Я открыл и закрыл рот. Конечно, я слышал, видел, что-то читал, в уши одно время лезли отрывки из оперы «Вальпургиева ночь», видел картины старых и современных художников, пил пиво с этим названием, пользовался кетчупом «Вальпургиева ночь», так что из всей этой мешанины могу сказать, что отмечалась эта ночь с последнего дня апреля на первый мая, то есть как раз со вчера на сегодня. Все ведьмы слетаются на этот ежегодный праздник, там оттягиваются по полной, кайфуют, балдеют, ибо завтра утром снова на работу, снова строгая узда морали, молитвы, шаг вправо и шаг влево – попытка к бегству, а подпрыгнешь…
– Ага, – сказал я довольно глупо, – вот оно что… То-то эти темные рыцари и монстры к нам ломанулись! А давно Святая Вальпурга померла?
Я смутно помнил, что уимбурнская монахиня приехала из Англию в Германию, успела там основать монастырь и померла, это случилось в году трех семерок, что считается счастливой цифрой, можно бы высчитать, какой на самом деле год сейчас, но Зигфрид лишь пожал плечами.
– Я что, монах, чтобы запоминать имена простолюдинов?.. Не всех принцев крови помню…
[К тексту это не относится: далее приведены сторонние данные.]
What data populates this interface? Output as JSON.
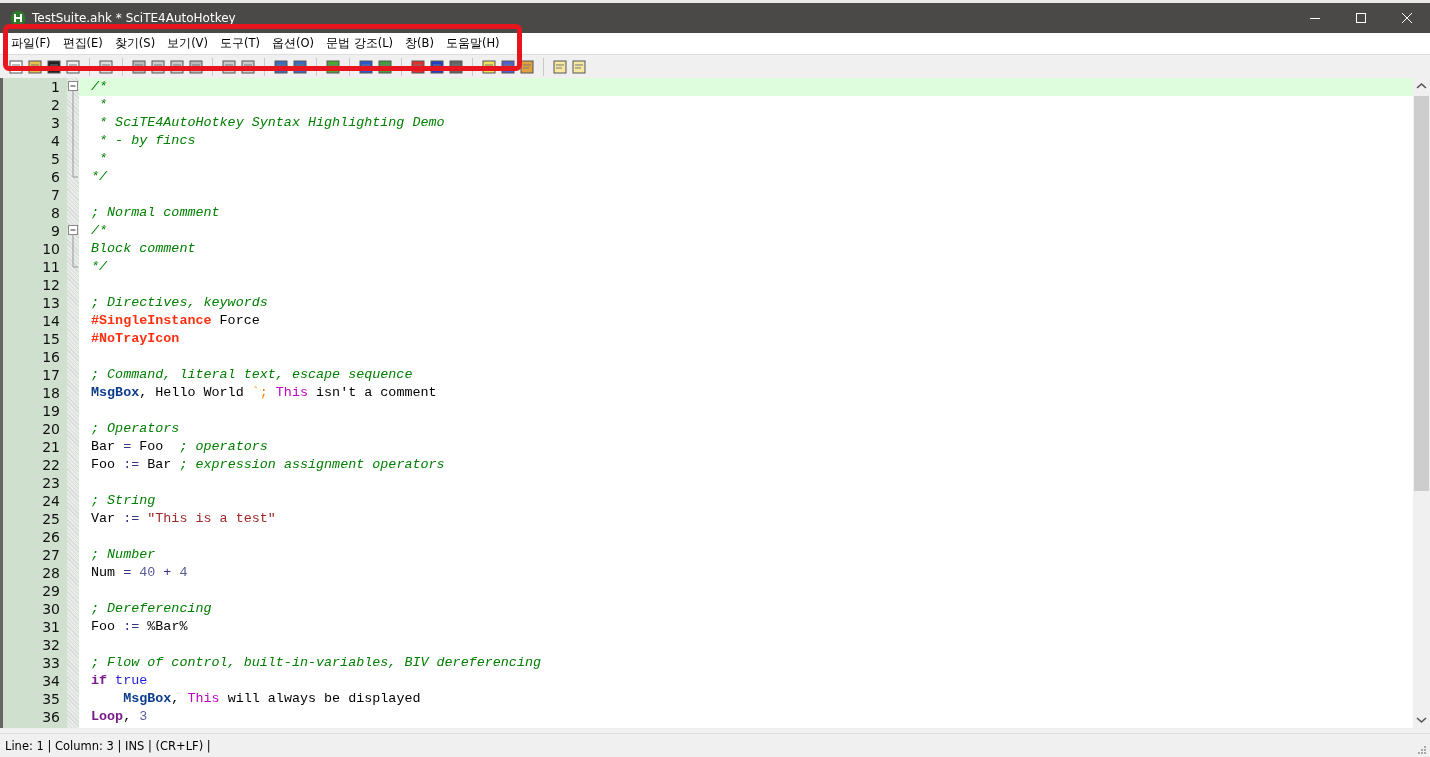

Да, мелькнула мысль, церковь первая уравняла людей в правах и начала возводить в святые, невзирая на его счет в банке, политический вес или связи с олигархами.
Подошел Гунтер, сразу уловил, о чем речь, предложил:
– Можно шепнуть отцу Ульфилле, он ее сразу на костер… Можно, сжалившись, ничего не говорить, а отослать ее обратно в деревню. Правда, у нее там семеро братьев и трое сестер, работы нет, она им еще и помогает…
Я поморщился. Что говорить про этих несчастных бунтарей, когда двое из моих друзей два-три раза в год, в том числе и в ночь с конца апреля на первый день мая, вот так же уезжают в подмосковный лес на слеты таких же противников церкви, переодеваются в одежки, которые их предки носили тысячу лет тому, жгут костры, прыгают через огонь, передают по кругу братину с квасом, вырезают на деревьях языческие символы и то кланяются им, то бросают в них легкие туристские топорики! Если это творят через две тысячи лет после начала христианства и при почти полном невмешательстве церкви в жизнь, то что говорить про этих вот задавленных строгостью и пуританством церкви, исполнением множества обрядов, знанием молитв, заговором, необходимостью креститься, молиться, снова креститься и молиться?
– Не надо, – сказал я, – главное, чтобы в остальные дни работала хорошо. Как у нее с этим?
Гунтер выпрямился, сказал с надеждой:
– Работает хорошо, очень старательная.
– Ну и черт с нею, – отмахнулся я. – Пусть расслабится разок-другой, пар выпустит. Нельзя всех силой в царство небесное, обожглись, знаем. Пойдемте за стол, уже зовут!
И все-таки посматривают с недоумением, все понимают буквально, уже представили себе, как тащил и пинками, пинками в распахнутые ворота мимо святого Петра с амбарными ключами на поясе…
За столом, к моему удивлению, уже восседал и священник, хотя я его вроде бы не приглашал. Все-таки в такой наглости что-то есть, уверен же в примате духовности над всеми этими подвигами, сшибанием друг друга с коней, даже уверен в том, что все люди – братья. Уверен и готов отстаивать, получить от меня в зубы недрогнувшей рукой. Более того, наверное, уверен, что это он нам оказывает благоволение, что сел с нами за один стол, ведь он – отец, падре, батюшка, а мы – чада, дети, овечки блеющие…
Когда я опустился за стол, отец Ульфилла провозгласил торжественно:
– Да возблагодарим Отца Небесного за дарованную нам победу над силами Зла!.. Да поклянемся, что и впредь будем чисты и верны Его заповедям, ибо только верным своим людям Господь помогает и поддерживает в трудные минуты!.. Аминь.